Steele Hays, Justice, concurring. I concur entirely in the result, but I believe there is a sounder basis for reversal than whether the revenue bonds to upgrade and enlarge a county hospital constitute a “business loan” within the meaning of § 511 of the Monetary Control Act. The answer is not that clear and appellees’ arguments are not that easily denied. They submit that Congress intended to classify loans generally as either “consumer or personal” or “business or agricultural” and, thus, by a process of elimination the loan becomes a “business loan.” However that may be, I would reverse for another reason. It is one thing for Congress, acting under the Commerce Clause, to pre-empt the right to govern the interest rate private lenders and borrowers set between themselves, but quite another to claim the pre-emptive right to deny to a state the power to limit its own governmental subdivisions to a rate of interest fixed by the constitution of that state. I cannot say the Monetary Control Act does not purport to do that, but nothing is cited to us to support such an arrogation of power.

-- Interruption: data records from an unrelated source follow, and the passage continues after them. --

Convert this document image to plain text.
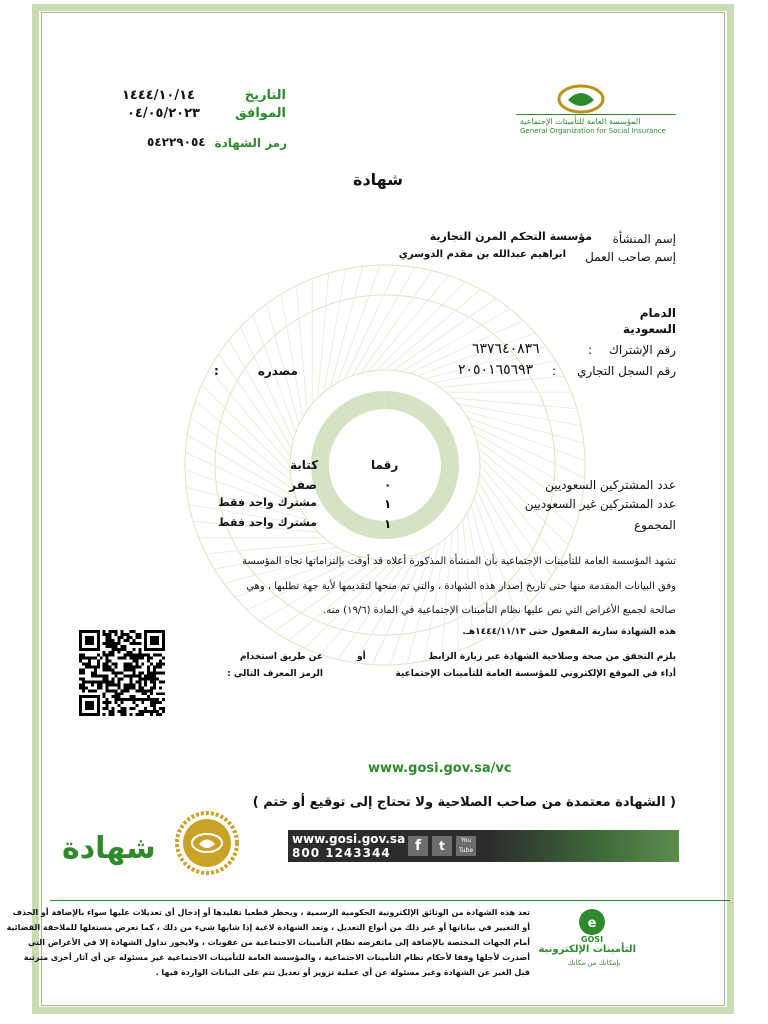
المؤسسة العامة للتأمينات الإجتماعية
General Organization for Social Insurance
التاريخ
١٤٤٤/١٠/١٤
الموافق
٠٤/٠٥/٢٠٢٣
رمز الشهادة
٥٤٢٢٩٠٥٤
شهادة
إسم المنشأة
مؤسسة التحكم المرن التجارية
إسم صاحب العمل
ابراهيم عبدالله بن مقدم الدوسري
الدمام
السعودية
رقم الإشتراك
:
٦٣٧٦٤٠٨٣٦
رقم السجل التجاري
:
٢٠٥٠١٦٥٦٩٣
مصدره
:
رقما
كتابة
عدد المشتركين السعوديين
٠
صفر
عدد المشتركين غير السعوديين
١
مشترك واحد فقط
المجموع
١
مشترك واحد فقط
تشهد المؤسسة العامة للتأمينات الإجتماعية بأن المنشأة المذكورة أعلاه قد أوفت بإلتزاماتها تجاه المؤسسة
وفق البيانات المقدمة منها حتى تاريخ إصدار هذه الشهادة ، والتي تم منحها لتقديمها لأية جهة تطلبها ، وهي
صالحة لجميع الأغراض التي نص عليها نظام التأمينات الإجتماعية في المادة (١٩/٦) منه.
هذه الشهادة سارية المفعول حتى ١٤٤٤/١١/١٣هـ.
يلزم التحقق من صحة وصلاحية الشهادة عبر زيارة الرابط
أو
عن طريق استخدام
أداء في الموقع الإلكتروني للمؤسسة العامة للتأمينات الإجتماعية
الرمز المعرف التالي :
www.gosi.gov.sa/vc
( الشهادة معتمدة من صاحب الصلاحية ولا تحتاج إلى توقيع أو ختم )
شهادة	www.gosi.gov.sa
800 1243344	f	t	You Tube
e
GOSI
التأمينات الإلكترونية
بإمكانك من مكانك
تعد هذه الشهادة من الوثائق الإلكترونية الحكومية الرسمية ، ويحظر قطعيا تقليدها أو إدخال أي تعديلات عليها سواء بالإضافة أو الحذف
أو التغيير في بياناتها أو غير ذلك من أنواع التعديل ، وتعد الشهادة لاغية إذا شابها شيء من ذلك ، كما تعرض مستغلها للملاحقة القضائية
أمام الجهات المختصة بالإضافة إلى ماتفرضه نظام التأمينات الاجتماعية من عقوبات ، ولايجوز تداول الشهادة إلا في الأغراض التي
أصدرت لأجلها وفقا لأحكام نظام التأمينات الاجتماعية ، والمؤسسة العامة للتأمينات الاجتماعية غير مسئوله عن أي آثار أخرى مترتبة
قبل الغير عن الشهادة وغير مسئولة عن أي عملية تزوير أو تعديل تتم على البيانات الواردة فيها .
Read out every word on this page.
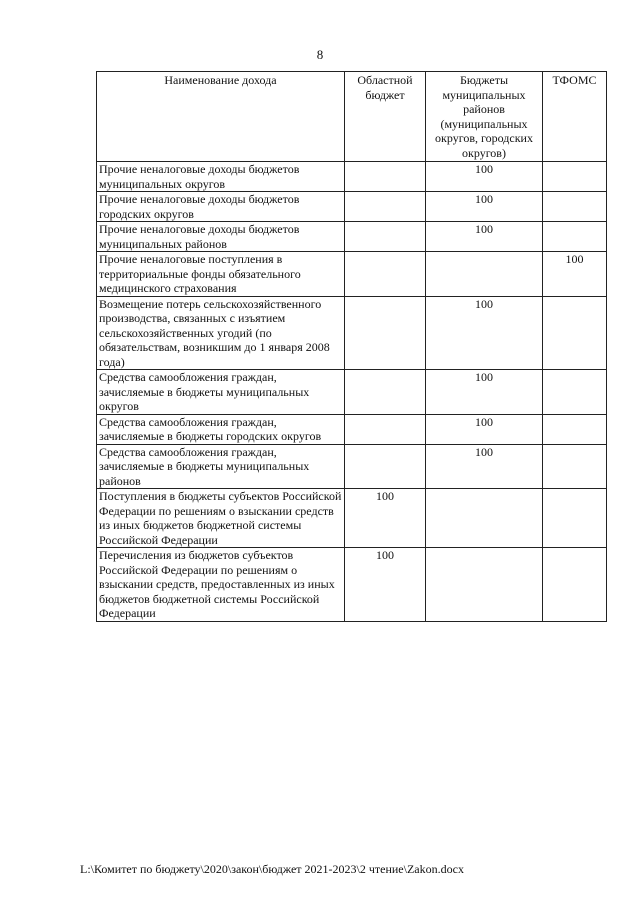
8
Наименование дохода	Областной бюджет	Бюджеты муниципальных районов (муниципальных округов, городских округов)	ТФОМС
Прочие неналоговые доходы бюджетов муниципальных округов		100	
Прочие неналоговые доходы бюджетов городских округов		100	
Прочие неналоговые доходы бюджетов муниципальных районов		100	
Прочие неналоговые поступления в территориальные фонды обязательного медицинского страхования			100
Возмещение потерь сельскохозяйственного производства, связанных с изъятием сельскохозяйственных угодий (по обязательствам, возникшим до 1 января 2008 года)		100	
Средства самообложения граждан, зачисляемые в бюджеты муниципальных округов		100	
Средства самообложения граждан, зачисляемые в бюджеты городских округов		100	
Средства самообложения граждан, зачисляемые в бюджеты муниципальных районов		100	
Поступления в бюджеты субъектов Российской Федерации по решениям о взыскании средств из иных бюджетов бюджетной системы Российской Федерации	100		
Перечисления из бюджетов субъектов Российской Федерации по решениям о взыскании средств, предоставленных из иных бюджетов бюджетной системы Российской Федерации	100		
L:\Комитет по бюджету\2020\закон\бюджет 2021-2023\2 чтение\Zakon.docx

It is questionable whether the power exists at all, and certainly not in the absence of an express provision. See National League of Cities v. Usery, 426 U.S. 833 (1976); Metcalf & Eddy v. Mitchell, 269 U.S. 514 (1926); United States v. California, 297 U.S. 175 (1936). Appellees draw a distinction that in Usery, Congress sought, to impose a burden on the states by amendments to the Fair Labor Standards Act, whereas here, Congress is simply providing an opportunity to compete in the bond market. But the issue is deeper than one of a burden versus a benefit; it involves the fundamental question of where state sovereignty ends and federal sovereignty begins. See Lane County v. Oregon, 7 Wall. 71, 19 L. Ed. 101 (1869).